Project/Area Number	17K00237
Research Category	Grant-in-Aid for Scientific Research (C)
Allocation Type	Multi-year Fund
Section	一般
Research Field	Perceptual information processing
Research Institution	Nara Institute of Science and Technology
Principal Investigator	Sakti Sakriani 奈良先端科学技術大学院大学, 先端科学技術研究科, 特任准教授 (00395005)
Co-Investigator(Kenkyū-buntansha)	中村哲奈良先端科学技術大学院大学, データ駆動型サイエンス創造センター, 教授 (30263429)
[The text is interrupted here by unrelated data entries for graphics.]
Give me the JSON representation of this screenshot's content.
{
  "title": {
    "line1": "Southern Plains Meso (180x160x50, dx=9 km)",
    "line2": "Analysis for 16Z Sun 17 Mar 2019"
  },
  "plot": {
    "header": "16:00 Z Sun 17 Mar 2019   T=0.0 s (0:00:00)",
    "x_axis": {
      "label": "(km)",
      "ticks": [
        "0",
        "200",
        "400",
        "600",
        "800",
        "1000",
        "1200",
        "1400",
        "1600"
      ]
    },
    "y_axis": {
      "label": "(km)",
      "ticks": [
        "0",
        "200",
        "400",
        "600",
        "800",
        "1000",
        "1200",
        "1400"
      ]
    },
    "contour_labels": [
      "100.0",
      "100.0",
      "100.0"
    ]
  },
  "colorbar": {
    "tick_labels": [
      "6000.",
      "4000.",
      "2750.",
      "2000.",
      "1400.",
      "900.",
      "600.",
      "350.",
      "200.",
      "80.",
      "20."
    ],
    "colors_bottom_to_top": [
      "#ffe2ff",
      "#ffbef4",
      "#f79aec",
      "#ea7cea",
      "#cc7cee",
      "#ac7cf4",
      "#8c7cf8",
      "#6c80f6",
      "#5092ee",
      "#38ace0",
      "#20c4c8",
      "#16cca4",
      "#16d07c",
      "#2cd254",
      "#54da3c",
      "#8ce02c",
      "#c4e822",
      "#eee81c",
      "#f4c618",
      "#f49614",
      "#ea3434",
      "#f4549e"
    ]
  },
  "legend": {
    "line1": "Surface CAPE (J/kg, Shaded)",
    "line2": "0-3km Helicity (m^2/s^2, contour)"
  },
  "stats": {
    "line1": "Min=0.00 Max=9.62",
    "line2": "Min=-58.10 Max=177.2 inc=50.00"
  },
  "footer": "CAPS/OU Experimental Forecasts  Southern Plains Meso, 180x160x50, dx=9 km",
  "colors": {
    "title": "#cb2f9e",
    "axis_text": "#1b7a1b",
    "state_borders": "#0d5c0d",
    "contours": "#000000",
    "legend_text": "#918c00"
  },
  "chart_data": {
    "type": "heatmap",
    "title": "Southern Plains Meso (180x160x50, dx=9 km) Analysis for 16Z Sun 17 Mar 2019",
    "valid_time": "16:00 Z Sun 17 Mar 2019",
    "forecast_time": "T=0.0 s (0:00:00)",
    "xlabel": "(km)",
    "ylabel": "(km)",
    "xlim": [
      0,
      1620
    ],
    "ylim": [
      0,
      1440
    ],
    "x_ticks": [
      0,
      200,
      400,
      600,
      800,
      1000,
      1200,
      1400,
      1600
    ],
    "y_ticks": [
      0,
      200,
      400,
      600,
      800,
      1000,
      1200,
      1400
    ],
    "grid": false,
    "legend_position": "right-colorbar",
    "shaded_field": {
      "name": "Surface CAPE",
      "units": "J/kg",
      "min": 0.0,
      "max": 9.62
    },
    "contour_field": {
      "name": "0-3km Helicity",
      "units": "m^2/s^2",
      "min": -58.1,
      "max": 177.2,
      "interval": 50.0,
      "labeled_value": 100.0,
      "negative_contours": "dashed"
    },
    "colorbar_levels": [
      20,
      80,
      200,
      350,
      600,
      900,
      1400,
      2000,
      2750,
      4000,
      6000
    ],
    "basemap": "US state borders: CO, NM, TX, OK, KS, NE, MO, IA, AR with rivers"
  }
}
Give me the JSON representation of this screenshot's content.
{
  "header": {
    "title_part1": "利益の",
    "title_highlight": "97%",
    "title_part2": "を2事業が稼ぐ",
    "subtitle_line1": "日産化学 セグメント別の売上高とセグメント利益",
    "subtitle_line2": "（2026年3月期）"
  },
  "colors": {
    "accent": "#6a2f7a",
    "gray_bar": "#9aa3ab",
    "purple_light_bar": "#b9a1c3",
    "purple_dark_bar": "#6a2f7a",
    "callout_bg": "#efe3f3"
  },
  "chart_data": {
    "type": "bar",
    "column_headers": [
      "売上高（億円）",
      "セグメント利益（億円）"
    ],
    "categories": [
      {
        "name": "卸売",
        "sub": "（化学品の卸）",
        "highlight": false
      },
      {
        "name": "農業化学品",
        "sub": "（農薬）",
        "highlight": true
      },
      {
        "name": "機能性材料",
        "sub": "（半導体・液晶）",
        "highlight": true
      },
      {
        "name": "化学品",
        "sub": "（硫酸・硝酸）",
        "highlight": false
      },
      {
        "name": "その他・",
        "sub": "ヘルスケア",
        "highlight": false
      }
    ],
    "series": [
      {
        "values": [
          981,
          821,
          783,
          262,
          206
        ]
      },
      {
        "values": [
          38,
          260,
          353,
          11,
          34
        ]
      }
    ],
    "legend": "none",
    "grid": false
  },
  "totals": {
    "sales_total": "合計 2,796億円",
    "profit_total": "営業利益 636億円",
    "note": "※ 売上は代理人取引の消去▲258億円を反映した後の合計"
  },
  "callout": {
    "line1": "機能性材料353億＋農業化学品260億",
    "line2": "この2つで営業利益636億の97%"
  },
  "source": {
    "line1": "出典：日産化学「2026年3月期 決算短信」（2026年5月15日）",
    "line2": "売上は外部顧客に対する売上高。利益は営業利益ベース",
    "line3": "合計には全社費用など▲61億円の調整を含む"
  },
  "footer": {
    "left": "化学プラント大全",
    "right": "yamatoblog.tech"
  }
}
Project Period (FY)	2017-04-01 – 2020-03-31
Keywords	音声認識 / ゼロ資源音声技術 / 脳波 / 音声翻訳
Outline of Final Research Achievements	With the Tokyo Olympics and Paralympics approaching, language barriers between tourists are becoming critical problems to overcome. Current speech recognition and speech translation have been readily available, but only for several languages where large resources are available. Here, we addressed zero-resource speech problem where language specific knowledge and collection of transcribed data are not available. In order to understand the unknown language, we analyzed and investigated the process by which the human brain processes language. In addition, we have developed a closed-loop speech chain model based on deep learning so that we can learn how to listen while the machine is speaking. This is the first deep learning model that integrates human speech recognition and production behavior.
Free Research Field	情報学
Academic Significance and Societal Importance of the Research Achievements	アフリカ言語（ツォンガ語）とインドネシア言語のゼロリソースモデリングの構築に成功した。また、2017年と2019年の世界ゼロ資源スピーチチャレンジに参加し、提案手法で上位結果を得ることができた。さらに、深層学習に基づく閉ループスピーチチェインモデルを開発して、機械が話している間、聞く方法を学習できるようにした。2019年では世界言語言語コンソーシアムのためにユネスコとも協力した。この研究の結果は、トップ会議（ASRU、Interspeech、ICASSP）とトップジャーナル(IEEE / ACM TASLP)で公開された。さらに、スピーチチェインモデルの特許も取得した。